What was it like working as a pair on your books?

Burt Folsom: After a month of writing “FDR Goes to War,” we thought about changing the title to “Bert and Anita Go to War.”

What is the hardest aspect of writing a book together?

Anita Folsom: You have to cut the other person’s material when it’s not good, which is very dif­ficult to take. You put your heart into a chapter and spend months writing it, and to hear that it isn’t good is hard but nec­essary in order to make it better.

What sorts of reac­tions have you gotten?

BF: We’ve gotten much more emo­tional responses from readers. We’ve heard from several stu­dents that they began reading it at 11 p.m. and fin­ished at 3 a.m. because they just couldn’t put it down.

AF: You don’t really get that kind of response about a book on eco­nomic policy.

What inspired you to write a story about Mr. Rut­ledge?

AF: Our primary motive in writing the book was to get Mitch released.

Do you have a favorite part in the book?

AF: Mine was recalling our first time vis­iting him.

BF: You know, after going to a prison a few times, you get used to the doors slamming every­where and being sur­rounded by pris­oners, but the first time, it’s pretty scary.

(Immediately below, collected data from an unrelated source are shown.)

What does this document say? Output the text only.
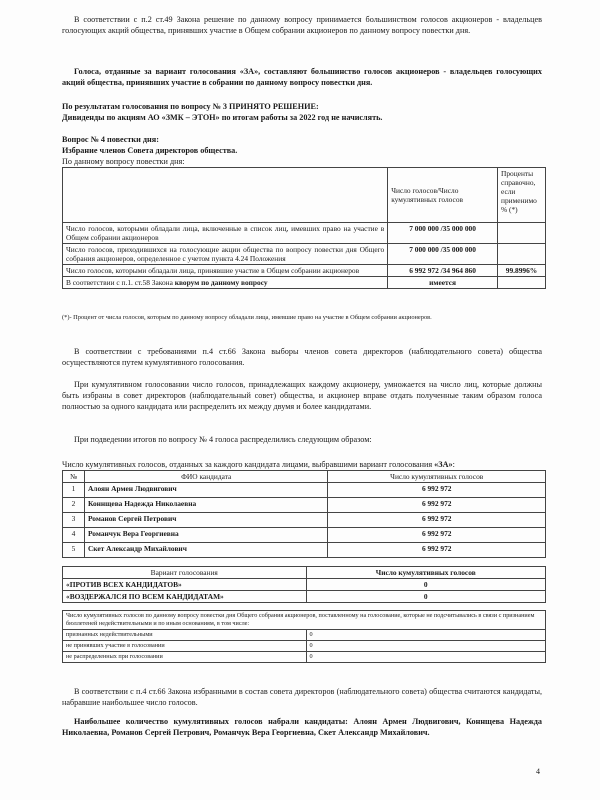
В соответствии с п.2 ст.49 Закона решение по данному вопросу принимается большинством голосов акционеров - владельцев голосующих акций общества, принявших участие в Общем собрании акционеров по данному вопросу повестки дня.

Голоса, отданные за вариант голосования «ЗА», составляют большинство голосов акционеров - владельцев голосующих акций общества, принявших участие в собрании по данному вопросу повестки дня.

По результатам голосования по вопросу № 3 ПРИНЯТО РЕШЕНИЕ:

Дивиденды по акциям АО «ЗМК – ЭТОН» по итогам работы за 2022 год не начислять.

Вопрос № 4 повестки дня:

Избрание членов Совета директоров общества.

По данному вопросу повестки дня:

	Число голосов/Число кумулятивных голосов	Проценты справочно, если применимо % (*)
Число голосов, которыми обладали лица, включенные в список лиц, имевших право на участие в Общем собрании акционеров	7 000 000 /35 000 000	
Число голосов, приходившихся на голосующие акции общества по вопросу повестки дня Общего собрания акционеров, определенное с учетом пункта 4.24 Положения	7 000 000 /35 000 000	
Число голосов, которыми обладали лица, принявшие участие в Общем собрании акционеров	6 992 972 /34 964 860	99.8996%
В соответствии с п.1. ст.58 Закона кворум по данному вопросу	имеется	

(*)- Процент от числа голосов, которым по данному вопросу обладали лица, имевшие право на участие в Общем собрании акционеров.

В соответствии с требованиями п.4 ст.66 Закона выборы членов совета директоров (наблюдательного совета) общества осуществляются путем кумулятивного голосования.

При кумулятивном голосовании число голосов, принадлежащих каждому акционеру, умножается на число лиц, которые должны быть избраны в совет директоров (наблюдательный совет) общества, и акционер вправе отдать полученные таким образом голоса полностью за одного кандидата или распределить их между двумя и более кандидатами.

При подведении итогов по вопросу № 4 голоса распределились следующим образом:

Число кумулятивных голосов, отданных за каждого кандидата лицами, выбравшими вариант голосования «ЗА»:

№	ФИО кандидата	Число кумулятивных голосов
1	Алоян Армен Людвигович	6 992 972
2	Коннщева Надежда Николаевна	6 992 972
3	Романов Сергей Петрович	6 992 972
4	Романчук Вера Георгиевна	6 992 972
5	Скет Александр Михайлович	6 992 972
Вариант голосования	Число кумулятивных голосов
«ПРОТИВ ВСЕХ КАНДИДАТОВ»	0
«ВОЗДЕРЖАЛСЯ ПО ВСЕМ КАНДИДАТАМ»	0
Число кумулятивных голосов по данному вопросу повестки дня Общего собрания акционеров, поставленному на голосование, которые не подсчитывались в связи с признанием бюллетеней недействительными и по иным основаниям, в том числе:	
признанных недействительными	0
не принявших участие в голосовании	0
не распределенных при голосовании	0

В соответствии с п.4 ст.66 Закона избранными в состав совета директоров (наблюдательного совета) общества считаются кандидаты, набравшие наибольшее число голосов.

Наибольшее количество кумулятивных голосов набрали кандидаты: Алоян Армен Людвигович, Коннщева Надежда Николаевна, Романов Сергей Петрович, Романчук Вера Георгиевна, Скет Александр Михайлович.

4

AF: The funny thing is that Mitch was more nervous to meet us than we were of him.

BF: Well, he had never had a visitor before, besides his lawyers.

How long did you work on the man­u­script?

AF: The process began around 2009, after “New Deal or Raw Deal?” — Burt’s book — became popular.

BF: It became so popular that my pub­lisher asked if I could write more books, and that’s how the door opened.

AF: It took roughly five years to finish.

BF: And that was partly because we had asked Mitch to begin writing down episodes of his life for the book.

AF: He could only mail out four pages at a time, so he sent them over a period of years.

BF: His letters were the basis for the book. He would send them to me, I would edit them and send them back. He’d make some more changes and expand some sec­tions, so it was a long process.

Is there any hope that Mr. Rut­ledge will be released?

AF: The problem is that gov­ernors can’t issue pardons as often as they were once able to. For Mitch to be released, the Alabama State Leg­is­lature must pass a special bill for him to be released, which is pos­sible.

BF: What we want our readers to take away from “Death on Hold,” is to never give up and that there is always hope, and most impor­tantly, that no life is beyond redemption.